A prospective population-based cohort study from 21 countries recruited 118 706 participants; based on their responses to entry questionnaires, their stress levels were classified as high, moderate, low or no stress.11 Over a median follow-up of 10.2 years, after adjustment for multiple factors, compared with those with no stress, the risk of coronary heart disease was higher in those with high stress (HR: 1.24, 95% CI: 1.08 to 1.42), medium stress (HR: 1.15, 95% CI: 1.04 to 1.26) and even low stress (HR: 1.09, 95% CI: 1.01 to 1.18). Moreover, the risk of cardiovascular disease was higher in those with high stress (HR: 1.22, 95% CI: 1.08 to 1.37) and the risk of stroke increased with high stress (HR: 1.30, 95% CI: 1.09 to 1.56). All-cause death increased with high stress (HR: 1.17, 95% CI: 1.06 to 1.29), medium stress (HR: 1.19, 95% CI: 1.11 to 1.27) and even low stress (HR: 1.09, 95% CI: 1.03 to 1.16).

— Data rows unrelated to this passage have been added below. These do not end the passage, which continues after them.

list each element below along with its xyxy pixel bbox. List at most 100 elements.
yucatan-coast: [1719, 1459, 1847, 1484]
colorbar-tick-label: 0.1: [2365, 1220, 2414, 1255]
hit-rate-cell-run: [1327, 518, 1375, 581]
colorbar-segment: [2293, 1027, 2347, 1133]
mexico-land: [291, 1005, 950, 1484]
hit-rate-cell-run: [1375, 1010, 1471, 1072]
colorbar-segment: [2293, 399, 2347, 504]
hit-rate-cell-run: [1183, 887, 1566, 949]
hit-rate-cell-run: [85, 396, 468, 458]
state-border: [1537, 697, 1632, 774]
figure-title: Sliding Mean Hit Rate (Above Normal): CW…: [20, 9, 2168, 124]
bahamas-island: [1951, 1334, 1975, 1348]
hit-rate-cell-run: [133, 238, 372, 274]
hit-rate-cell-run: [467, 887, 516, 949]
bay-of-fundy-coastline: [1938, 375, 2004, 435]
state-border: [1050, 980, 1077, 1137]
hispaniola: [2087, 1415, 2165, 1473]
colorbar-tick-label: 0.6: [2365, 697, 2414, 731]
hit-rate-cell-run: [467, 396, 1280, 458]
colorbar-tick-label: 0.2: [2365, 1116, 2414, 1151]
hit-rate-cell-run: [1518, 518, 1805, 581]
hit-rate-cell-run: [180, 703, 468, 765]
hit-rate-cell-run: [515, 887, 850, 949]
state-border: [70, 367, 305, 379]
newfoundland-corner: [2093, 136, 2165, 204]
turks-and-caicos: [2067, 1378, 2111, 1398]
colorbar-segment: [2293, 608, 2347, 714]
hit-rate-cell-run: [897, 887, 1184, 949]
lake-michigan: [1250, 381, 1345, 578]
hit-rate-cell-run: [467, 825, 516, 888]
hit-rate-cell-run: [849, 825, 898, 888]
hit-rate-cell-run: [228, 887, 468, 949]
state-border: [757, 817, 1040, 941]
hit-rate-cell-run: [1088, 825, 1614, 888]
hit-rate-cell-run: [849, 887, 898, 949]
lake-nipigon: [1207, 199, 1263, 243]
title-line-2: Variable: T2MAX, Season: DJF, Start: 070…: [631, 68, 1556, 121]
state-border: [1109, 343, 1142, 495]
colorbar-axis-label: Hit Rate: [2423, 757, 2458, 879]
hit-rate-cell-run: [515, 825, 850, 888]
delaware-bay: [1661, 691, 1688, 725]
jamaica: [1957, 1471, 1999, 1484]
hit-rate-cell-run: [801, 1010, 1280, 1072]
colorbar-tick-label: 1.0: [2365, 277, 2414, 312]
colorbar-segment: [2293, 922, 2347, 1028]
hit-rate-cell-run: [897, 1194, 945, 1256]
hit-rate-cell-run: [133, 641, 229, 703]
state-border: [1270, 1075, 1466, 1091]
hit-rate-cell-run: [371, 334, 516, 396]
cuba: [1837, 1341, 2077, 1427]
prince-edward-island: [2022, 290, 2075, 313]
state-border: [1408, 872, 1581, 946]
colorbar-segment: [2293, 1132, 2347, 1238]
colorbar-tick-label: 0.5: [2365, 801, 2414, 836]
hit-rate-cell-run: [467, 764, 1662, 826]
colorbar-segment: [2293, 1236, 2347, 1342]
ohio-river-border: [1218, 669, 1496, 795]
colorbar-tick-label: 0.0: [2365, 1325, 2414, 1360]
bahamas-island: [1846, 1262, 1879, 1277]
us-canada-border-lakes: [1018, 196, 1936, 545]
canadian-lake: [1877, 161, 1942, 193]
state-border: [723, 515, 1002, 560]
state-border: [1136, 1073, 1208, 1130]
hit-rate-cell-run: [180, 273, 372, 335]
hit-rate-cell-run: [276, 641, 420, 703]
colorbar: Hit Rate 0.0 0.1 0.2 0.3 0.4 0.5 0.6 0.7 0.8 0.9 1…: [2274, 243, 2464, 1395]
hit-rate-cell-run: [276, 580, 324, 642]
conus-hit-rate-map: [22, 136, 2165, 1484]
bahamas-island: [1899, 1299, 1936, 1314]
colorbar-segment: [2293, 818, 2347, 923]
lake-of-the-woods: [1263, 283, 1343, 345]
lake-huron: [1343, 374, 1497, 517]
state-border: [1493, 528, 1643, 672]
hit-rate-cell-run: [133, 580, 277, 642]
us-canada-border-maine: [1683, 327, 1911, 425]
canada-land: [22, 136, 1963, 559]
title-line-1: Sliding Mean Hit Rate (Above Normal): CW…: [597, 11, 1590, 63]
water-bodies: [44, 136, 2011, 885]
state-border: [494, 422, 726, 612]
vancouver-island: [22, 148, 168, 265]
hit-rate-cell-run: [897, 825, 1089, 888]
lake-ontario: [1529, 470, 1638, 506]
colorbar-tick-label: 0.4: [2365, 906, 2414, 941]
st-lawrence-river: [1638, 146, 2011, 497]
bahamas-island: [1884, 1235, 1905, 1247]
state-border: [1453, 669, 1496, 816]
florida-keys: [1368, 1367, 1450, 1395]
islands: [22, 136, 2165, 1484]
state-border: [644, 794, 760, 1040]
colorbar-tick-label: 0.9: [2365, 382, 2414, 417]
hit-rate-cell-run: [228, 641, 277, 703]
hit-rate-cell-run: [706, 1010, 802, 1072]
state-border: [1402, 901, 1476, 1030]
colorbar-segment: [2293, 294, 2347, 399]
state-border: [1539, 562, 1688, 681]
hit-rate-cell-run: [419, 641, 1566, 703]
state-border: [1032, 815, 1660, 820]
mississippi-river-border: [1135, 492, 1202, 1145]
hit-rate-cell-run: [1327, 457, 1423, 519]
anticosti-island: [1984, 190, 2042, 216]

If mental stress is associated with an increased risk of cardiovascular diseases, does its opposite, optimism and physical activity, have any association with cardiovascular health? A meta-analysis of 15 studies including 229 391 participants with a mean follow-up of 13.8 years looked at the association of optimism with cardiovascular events and total mortality.12 Optimism was associated with a reduced risk of cardiovascular events (relative risk (RR): 0.65, 95% CI: 0.51 to 0.78) and a reduced risk of total mortality (RR: 0.86, 95% CI: 0.80 to 0.92). While mental stress increases adverse cardiovascular events, there is ample evidence that a positive mental outlook promotes cardiovascular health.13 14 A prospective cohort study of 487 334 Chinese adults aged 30–79 years followed up for a mean of 7.5 years showed that more physical activity was associated with lower risk of vascular events; HR for the top versus bottom quintile of physical activity was 0.77 (95% CI: 0.74 to 0.80).15 Both occupational and non-occupational physical activities are protective against adverse cardiovascular events. Another report of 3099 Italians aged over 65 years showed that compared with those with low physical activity, participants reporting high physical activity had a lower risk of adverse cardiovascular outcomes (HR: 0.48, 95% CI: 0.27 to 0.86).16 Even muscle-strengthening exercises appear to reduce the risk of cardiovascular events and other non-communicable diseases.17 Patients should be encouraged to avoid mental stress and increase optimism, aerobic and muscle-strengthening exercises to improve their overall and cardiovascular health.